I am a big fan of VANGUARD Jim and encourage you to look at their web site. I transferred my 401K to an IRA with them 25 years ago when I retired and have never been sorry. I went with the Wellesly Fund which has the right balance of stocks & bonds for my age & comfort zone. I have additional non IRA funds with them as well. Love their low cost fee approach.


----------



## Glinda (Jun 28, 2015)

Lon said:


> I am a big fan of VANGUARD Jim and encourage you to look at their web site. I transferred my 401K to an IRA with them 25 years ago when I retired and have never been sorry. I went with the Wellesly Fund which has the right balance of stocks & bonds for my age & comfort zone. I have additional non IRA funds with them as well. Love their low cost fee approach.
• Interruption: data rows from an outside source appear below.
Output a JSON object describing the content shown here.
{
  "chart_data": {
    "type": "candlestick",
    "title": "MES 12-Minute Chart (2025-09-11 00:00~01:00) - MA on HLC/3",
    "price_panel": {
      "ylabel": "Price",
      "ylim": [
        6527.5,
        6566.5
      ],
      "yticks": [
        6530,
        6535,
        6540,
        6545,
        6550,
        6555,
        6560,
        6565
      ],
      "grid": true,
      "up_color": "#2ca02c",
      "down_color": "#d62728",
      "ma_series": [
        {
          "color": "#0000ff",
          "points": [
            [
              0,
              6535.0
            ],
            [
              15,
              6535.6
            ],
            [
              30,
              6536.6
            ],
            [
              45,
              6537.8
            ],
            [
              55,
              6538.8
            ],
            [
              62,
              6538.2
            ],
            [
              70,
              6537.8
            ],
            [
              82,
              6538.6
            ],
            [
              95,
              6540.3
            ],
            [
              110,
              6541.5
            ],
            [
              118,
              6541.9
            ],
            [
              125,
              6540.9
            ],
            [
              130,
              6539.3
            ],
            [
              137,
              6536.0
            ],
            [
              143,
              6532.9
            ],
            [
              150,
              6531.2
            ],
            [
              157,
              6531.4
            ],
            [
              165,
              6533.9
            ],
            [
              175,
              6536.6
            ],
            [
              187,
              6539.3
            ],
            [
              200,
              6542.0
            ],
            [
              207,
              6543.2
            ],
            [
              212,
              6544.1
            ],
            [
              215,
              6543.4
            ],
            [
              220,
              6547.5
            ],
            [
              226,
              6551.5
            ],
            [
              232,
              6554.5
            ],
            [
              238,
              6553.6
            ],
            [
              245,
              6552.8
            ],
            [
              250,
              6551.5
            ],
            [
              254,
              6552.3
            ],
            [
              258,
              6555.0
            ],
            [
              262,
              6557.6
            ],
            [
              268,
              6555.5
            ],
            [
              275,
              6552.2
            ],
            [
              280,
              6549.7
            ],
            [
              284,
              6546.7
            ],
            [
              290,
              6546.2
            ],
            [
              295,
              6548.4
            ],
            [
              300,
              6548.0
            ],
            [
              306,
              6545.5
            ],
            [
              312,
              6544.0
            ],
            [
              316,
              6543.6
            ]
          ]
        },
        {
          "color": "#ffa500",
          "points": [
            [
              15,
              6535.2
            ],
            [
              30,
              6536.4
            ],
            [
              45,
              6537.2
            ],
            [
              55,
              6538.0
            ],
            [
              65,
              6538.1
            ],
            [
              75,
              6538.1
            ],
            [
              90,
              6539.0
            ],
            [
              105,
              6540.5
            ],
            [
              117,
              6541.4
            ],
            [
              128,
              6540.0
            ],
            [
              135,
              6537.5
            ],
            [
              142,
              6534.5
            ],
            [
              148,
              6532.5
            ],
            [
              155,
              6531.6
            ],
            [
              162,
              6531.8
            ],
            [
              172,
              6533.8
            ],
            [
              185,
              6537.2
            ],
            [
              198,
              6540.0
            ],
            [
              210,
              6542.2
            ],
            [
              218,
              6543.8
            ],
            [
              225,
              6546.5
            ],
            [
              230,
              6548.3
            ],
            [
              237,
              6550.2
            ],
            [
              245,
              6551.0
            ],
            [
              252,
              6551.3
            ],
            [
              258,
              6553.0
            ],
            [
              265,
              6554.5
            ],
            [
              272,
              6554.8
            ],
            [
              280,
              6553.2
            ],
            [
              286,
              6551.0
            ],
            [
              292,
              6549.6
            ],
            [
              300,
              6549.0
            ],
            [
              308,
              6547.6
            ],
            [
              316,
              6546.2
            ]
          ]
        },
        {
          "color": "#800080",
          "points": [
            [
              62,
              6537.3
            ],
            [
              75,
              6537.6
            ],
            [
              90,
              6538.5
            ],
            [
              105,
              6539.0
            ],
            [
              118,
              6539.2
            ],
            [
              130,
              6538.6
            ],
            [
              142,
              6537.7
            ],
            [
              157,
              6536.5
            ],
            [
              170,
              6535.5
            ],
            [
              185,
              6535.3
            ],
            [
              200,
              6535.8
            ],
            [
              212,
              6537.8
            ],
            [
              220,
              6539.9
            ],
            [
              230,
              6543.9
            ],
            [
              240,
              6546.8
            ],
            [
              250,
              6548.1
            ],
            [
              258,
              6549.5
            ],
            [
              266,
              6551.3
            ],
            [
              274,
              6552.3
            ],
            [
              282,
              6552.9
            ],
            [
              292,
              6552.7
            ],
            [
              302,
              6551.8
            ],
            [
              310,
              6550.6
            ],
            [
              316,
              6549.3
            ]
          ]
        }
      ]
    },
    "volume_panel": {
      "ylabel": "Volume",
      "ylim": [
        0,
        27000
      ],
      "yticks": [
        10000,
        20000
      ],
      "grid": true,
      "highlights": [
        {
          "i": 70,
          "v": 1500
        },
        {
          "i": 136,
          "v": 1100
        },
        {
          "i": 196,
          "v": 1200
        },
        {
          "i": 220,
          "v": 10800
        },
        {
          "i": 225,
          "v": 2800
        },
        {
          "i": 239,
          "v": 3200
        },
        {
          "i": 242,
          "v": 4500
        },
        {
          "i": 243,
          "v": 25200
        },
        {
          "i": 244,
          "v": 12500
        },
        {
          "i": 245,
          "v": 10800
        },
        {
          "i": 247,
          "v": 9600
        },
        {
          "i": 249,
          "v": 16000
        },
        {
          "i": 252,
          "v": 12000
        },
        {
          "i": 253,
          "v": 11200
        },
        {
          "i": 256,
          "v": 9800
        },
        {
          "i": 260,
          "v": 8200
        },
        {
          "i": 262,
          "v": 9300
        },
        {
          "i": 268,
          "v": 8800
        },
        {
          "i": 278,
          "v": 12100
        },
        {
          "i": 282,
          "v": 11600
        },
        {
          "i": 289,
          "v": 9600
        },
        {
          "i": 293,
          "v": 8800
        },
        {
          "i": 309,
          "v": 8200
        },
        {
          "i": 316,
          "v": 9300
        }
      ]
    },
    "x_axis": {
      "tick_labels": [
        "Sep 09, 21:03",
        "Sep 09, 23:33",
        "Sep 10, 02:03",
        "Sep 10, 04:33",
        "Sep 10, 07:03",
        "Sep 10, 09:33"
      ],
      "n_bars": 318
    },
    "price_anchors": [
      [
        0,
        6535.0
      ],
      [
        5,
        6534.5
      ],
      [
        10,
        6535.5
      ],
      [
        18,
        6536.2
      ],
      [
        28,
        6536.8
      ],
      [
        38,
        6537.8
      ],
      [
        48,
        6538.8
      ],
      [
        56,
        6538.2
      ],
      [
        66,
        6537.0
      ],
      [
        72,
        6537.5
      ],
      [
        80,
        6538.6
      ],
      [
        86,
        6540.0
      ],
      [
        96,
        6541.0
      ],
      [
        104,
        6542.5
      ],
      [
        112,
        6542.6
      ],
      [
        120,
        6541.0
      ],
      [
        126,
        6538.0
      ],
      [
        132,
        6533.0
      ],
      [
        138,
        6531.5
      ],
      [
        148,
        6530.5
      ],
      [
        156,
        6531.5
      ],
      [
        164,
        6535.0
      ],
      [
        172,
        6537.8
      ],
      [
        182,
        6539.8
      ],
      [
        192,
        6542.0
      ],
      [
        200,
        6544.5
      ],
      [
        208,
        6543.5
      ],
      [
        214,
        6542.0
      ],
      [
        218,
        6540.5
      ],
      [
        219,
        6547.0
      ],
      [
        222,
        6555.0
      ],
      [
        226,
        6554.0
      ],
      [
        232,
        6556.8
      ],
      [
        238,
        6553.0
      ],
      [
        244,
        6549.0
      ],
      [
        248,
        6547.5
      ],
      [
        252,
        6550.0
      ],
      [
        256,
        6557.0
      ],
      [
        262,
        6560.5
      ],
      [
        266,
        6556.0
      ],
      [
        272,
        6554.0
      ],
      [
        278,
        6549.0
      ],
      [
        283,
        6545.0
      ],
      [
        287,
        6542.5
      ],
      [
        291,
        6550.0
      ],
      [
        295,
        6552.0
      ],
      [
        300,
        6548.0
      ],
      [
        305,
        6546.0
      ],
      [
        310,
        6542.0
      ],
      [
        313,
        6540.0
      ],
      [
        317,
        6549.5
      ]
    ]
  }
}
I agree.  You save money right off the bat with Vanguard because their fees are the lowest of all and they have so many funds to choose from.


----------



## QuickSilver (Jun 29, 2015)

I'm pretty heavy in American Funds.


----------



## oldman (Jul 1, 2015)

For me, I use Fidelity and only trade in "No Load" funds. I make my own trades and watch the markets fairly closely, but not as much as I did when I day traded. I diversify my portfolio.The reason to do this is because when one sector goes down, usually another goes up. For example, if stocks take a hit, then bonds will usually trade up and so on. Having the right mix is always a good thing. I like trading bonds, but always keep in mind that when we buy bonds, we are actually buying someone's debt, whether is be a corporation or a city, state , whatever. Bonds are debt being sold to the investor. If a company goes broke or a state, county, etc., cannot meet their payment dates, bondholders suffer. Who would have ever thought that a company like GM would default on their bond payments?

I also make single transactions, but not with IRA money. It's old money that I had lying around and not doing anything. I own Apple, Ford and GE as my major stocks. I also own some smaller and mid caps, as well. Sometimes, it's just fun to play around.


----------